Authoritarianism is little more than a form of hypnotism. Learning is forced under threat of some form of punishment. A student is stuffed with data which has not been individually evaluated, just as a taxidermist would stuff a snake. Such a student will be well informed and well educated according to present-day standards, but, unfortunately, he will not be very successful in his chosen profession.
Do not make the mistake of criticizing something on the basis of whether or not it concurs with the opinions of someone else. The point which is pertinent is whether or not it concurs with your opinion. Does it agree with what you think?
Nearly everyone has done some manner of observing of the material universe. No one has seen all there is to see about an organism, for example, but there is certainly no dearth of organisms available for further study. There is no valid reason for accepting the opinion of Professor Blotz of the Blitz University, who said in 1933 that schizophrenics were schizophrenics, and that made them schizophrenics for all time.
If you are interested in the manifestation of insanity, there is any and every form of insanity that you could hope to see in a lifetime in almost any part of the world. Study the peculiarities of the people around you and wonder what they would be like if their little peculiarities were magnified a hundred fold. You may find that by listing all the observable peculiarities you would have a complete list of all the insanity’s in the world. This list might well be far more accurate than that which was advanced by Kraepelin and used in the United States today.
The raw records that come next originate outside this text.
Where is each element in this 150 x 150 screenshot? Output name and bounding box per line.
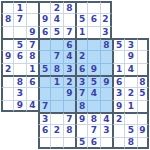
cell-r1c8-given[interactable]: 2	[100, 13, 112, 25]
cell-r2c3-given[interactable]: 6	[38, 26, 50, 38]
cell-r2c4-given[interactable]: 5	[50, 26, 62, 38]
cell-r8c6-given[interactable]: 8	[75, 100, 87, 112]
cell-r7c8[interactable]	[100, 87, 112, 99]
cell-r7c11-given[interactable]: 5	[137, 87, 149, 99]
void-r9c1	[13, 112, 25, 124]
cell-r11c6-given[interactable]: 5	[75, 137, 87, 149]
cell-r7c0[interactable]	[1, 87, 13, 99]
cell-r8c1-given[interactable]: 9	[13, 100, 25, 112]
cell-r0c8[interactable]	[100, 1, 112, 13]
cell-r5c10-given[interactable]: 4	[124, 63, 136, 75]
cell-r3c4[interactable]	[50, 38, 62, 50]
cell-r11c10-given[interactable]: 8	[124, 137, 136, 149]
cell-r7c6-given[interactable]: 7	[75, 87, 87, 99]
cell-r10c10-given[interactable]: 5	[124, 124, 136, 136]
cell-r4c3[interactable]	[38, 50, 50, 62]
cell-r3c11[interactable]	[137, 38, 149, 50]
cell-r4c4-given[interactable]: 7	[50, 50, 62, 62]
cell-r3c1-given[interactable]: 5	[13, 38, 25, 50]
cell-r10c6[interactable]	[75, 124, 87, 136]
cell-r6c6-given[interactable]: 3	[75, 75, 87, 87]
cell-r2c2-given[interactable]: 9	[26, 26, 38, 38]
void-r2c10	[124, 26, 136, 38]
cell-r6c11-given[interactable]: 8	[137, 75, 149, 87]
cell-r3c5-given[interactable]: 6	[63, 38, 75, 50]
cell-r9c9-given[interactable]: 2	[112, 112, 124, 124]
cell-r11c3[interactable]	[38, 137, 50, 149]
cell-r2c6-given[interactable]: 1	[75, 26, 87, 38]
cell-r8c10-given[interactable]: 1	[124, 100, 136, 112]
cell-r3c9-given[interactable]: 5	[112, 38, 124, 50]
cell-r1c3-given[interactable]: 9	[38, 13, 50, 25]
cell-r10c11-given[interactable]: 9	[137, 124, 149, 136]
cell-r10c9[interactable]	[112, 124, 124, 136]
cell-r11c5[interactable]	[63, 137, 75, 149]
cell-r1c4-given[interactable]: 4	[50, 13, 62, 25]
cell-r9c10[interactable]	[124, 112, 136, 124]
cell-r6c4-given[interactable]: 1	[50, 75, 62, 87]
cell-r3c2-given[interactable]: 7	[26, 38, 38, 50]
cell-r4c8[interactable]	[100, 50, 112, 62]
cell-r4c1-given[interactable]: 6	[13, 50, 25, 62]
puzzle-grid: 1288794562965713576853968742921583691486…	[1, 1, 149, 149]
void-r2c9	[112, 26, 124, 38]
cell-r1c0-given[interactable]: 8	[1, 13, 13, 25]
cell-r0c1-given[interactable]: 1	[13, 1, 25, 13]
cell-r8c4[interactable]	[50, 100, 62, 112]
cell-r4c5-given[interactable]: 4	[63, 50, 75, 62]
void-r1c10	[124, 13, 136, 25]
cell-r7c9-given[interactable]: 3	[112, 87, 124, 99]
cell-r11c9[interactable]	[112, 137, 124, 149]
cell-r6c0[interactable]	[1, 75, 13, 87]
cell-r1c1-given[interactable]: 7	[13, 13, 25, 25]
void-r1c9	[112, 13, 124, 25]
cell-r0c6[interactable]	[75, 1, 87, 13]
cell-r5c8[interactable]	[100, 63, 112, 75]
cell-r4c6-given[interactable]: 2	[75, 50, 87, 62]
cell-r0c2[interactable]	[26, 1, 38, 13]
void-r11c2	[26, 137, 38, 149]
cell-r7c7-given[interactable]: 4	[87, 87, 99, 99]
void-r1c11	[137, 13, 149, 25]
cell-r2c7[interactable]	[87, 26, 99, 38]
cell-r9c5-given[interactable]: 7	[63, 112, 75, 124]
cell-r6c5-given[interactable]: 2	[63, 75, 75, 87]
cell-r0c0[interactable]	[1, 1, 13, 13]
cell-r5c1[interactable]	[13, 63, 25, 75]
cell-r2c8-given[interactable]: 3	[100, 26, 112, 38]
cell-r4c11[interactable]	[137, 50, 149, 62]
cell-r8c5[interactable]	[63, 100, 75, 112]
void-r0c11	[137, 1, 149, 13]
cell-r10c8-given[interactable]: 3	[100, 124, 112, 136]
cell-r3c3[interactable]	[38, 38, 50, 50]
cell-r4c7[interactable]	[87, 50, 99, 62]
cell-r8c9-given[interactable]: 9	[112, 100, 124, 112]
cell-r2c1[interactable]	[13, 26, 25, 38]
cell-r9c4[interactable]	[50, 112, 62, 124]
cell-r9c3-given[interactable]: 3	[38, 112, 50, 124]
void-r10c2	[26, 124, 38, 136]
cell-r8c3-given[interactable]: 7	[38, 100, 50, 112]
cell-r5c5-given[interactable]: 3	[63, 63, 75, 75]
cell-r8c7[interactable]	[87, 100, 99, 112]
cell-r10c7-given[interactable]: 7	[87, 124, 99, 136]
cell-r2c5-given[interactable]: 7	[63, 26, 75, 38]
cell-r7c2[interactable]	[26, 87, 38, 99]
cell-r11c7-given[interactable]: 6	[87, 137, 99, 149]
cell-r9c8-given[interactable]: 4	[100, 112, 112, 124]
cell-r6c2-given[interactable]: 6	[26, 75, 38, 87]
cell-r8c8[interactable]	[100, 100, 112, 112]
cell-r3c6[interactable]	[75, 38, 87, 50]
cell-r1c2[interactable]	[26, 13, 38, 25]
cell-r6c7-given[interactable]: 5	[87, 75, 99, 87]
cell-r9c6-given[interactable]: 9	[75, 112, 87, 124]
void-r0c10	[124, 1, 136, 13]
cell-r8c2-given[interactable]: 4	[26, 100, 38, 112]
cell-r11c4[interactable]	[50, 137, 62, 149]
cell-r6c3[interactable]	[38, 75, 50, 87]
void-r11c0	[1, 137, 13, 149]
cell-r7c4[interactable]	[50, 87, 62, 99]
cell-r9c7-given[interactable]: 8	[87, 112, 99, 124]
cell-r9c11[interactable]	[137, 112, 149, 124]
cell-r5c3-given[interactable]: 5	[38, 63, 50, 75]
cell-r2c0[interactable]	[1, 26, 13, 38]
cell-r5c9-given[interactable]: 1	[112, 63, 124, 75]
cell-r0c7[interactable]	[87, 1, 99, 13]
cell-r10c3-given[interactable]: 6	[38, 124, 50, 136]
cell-r6c8-given[interactable]: 9	[100, 75, 112, 87]
cell-r0c5-given[interactable]: 8	[63, 1, 75, 13]
cell-r4c2-given[interactable]: 8	[26, 50, 38, 62]
cell-r6c9-given[interactable]: 6	[112, 75, 124, 87]
cell-r8c11[interactable]	[137, 100, 149, 112]
void-r11c1	[13, 137, 25, 149]
cell-r3c7[interactable]	[87, 38, 99, 50]
void-r9c2	[26, 112, 38, 124]
cell-r4c9[interactable]	[112, 50, 124, 62]
cell-r10c5-given[interactable]: 8	[63, 124, 75, 136]
cell-r1c6-given[interactable]: 5	[75, 13, 87, 25]
void-r10c1	[13, 124, 25, 136]
cell-r0c3[interactable]	[38, 1, 50, 13]
sudoku-puzzle: 1288794562965713576853968742921583691486…	[0, 0, 150, 150]
cell-r6c10[interactable]	[124, 75, 136, 87]
cell-r5c11[interactable]	[137, 63, 149, 75]
cell-r3c0[interactable]	[1, 38, 13, 50]
void-r9c0	[1, 112, 13, 124]
cell-r1c7-given[interactable]: 6	[87, 13, 99, 25]
cell-r4c0-given[interactable]: 9	[1, 50, 13, 62]
cell-r1c5[interactable]	[63, 13, 75, 25]
cell-r5c0-given[interactable]: 2	[1, 63, 13, 75]
cell-r11c11[interactable]	[137, 137, 149, 149]
cell-r6c1-given[interactable]: 8	[13, 75, 25, 87]
cell-r7c1-given[interactable]: 3	[13, 87, 25, 99]
cell-r10c4-given[interactable]: 2	[50, 124, 62, 136]
cell-r7c5-given[interactable]: 9	[63, 87, 75, 99]
cell-r5c7-given[interactable]: 9	[87, 63, 99, 75]
cell-r3c10-given[interactable]: 3	[124, 38, 136, 50]
cell-r11c8[interactable]	[100, 137, 112, 149]
cell-r0c4-given[interactable]: 2	[50, 1, 62, 13]
cell-r4c10-given[interactable]: 9	[124, 50, 136, 62]
cell-r7c3[interactable]	[38, 87, 50, 99]
cell-r5c2-given[interactable]: 1	[26, 63, 38, 75]
cell-r7c10-given[interactable]: 2	[124, 87, 136, 99]
cell-r8c0[interactable]	[1, 100, 13, 112]
void-r0c9	[112, 1, 124, 13]
void-r2c11	[137, 26, 149, 38]
void-r10c0	[1, 124, 13, 136]
cell-r5c6-given[interactable]: 6	[75, 63, 87, 75]
cell-r3c8-given[interactable]: 8	[100, 38, 112, 50]
cell-r5c4-given[interactable]: 8	[50, 63, 62, 75]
If sanity is rationality and insanity is irrationality, and you postulated how irrational people would be if certain of their obsessions were magnified a hundred fold, you might well have in your possession a far more accurate and complete list of insanity’s and their manifestations than is currently in existence.
So, the only advice I can give to the student is to study a subject for itself and use it exactly as stated, then form his own opinions. Study it with the purpose in mind of arriving at his own conclusions as to whether or not the tenets he has assimilated are correct and workable. Compare what you have learned with the known universe. Seek for the reasons behind a manifestation, and postulate the manner and in which direction the manifestation will likely proceed. Do not allow the Authority of any one person or school of thought to create a foregone conclusion within your sphere of knowledge. Only with these principles of education in mind can you become a truly educated individual.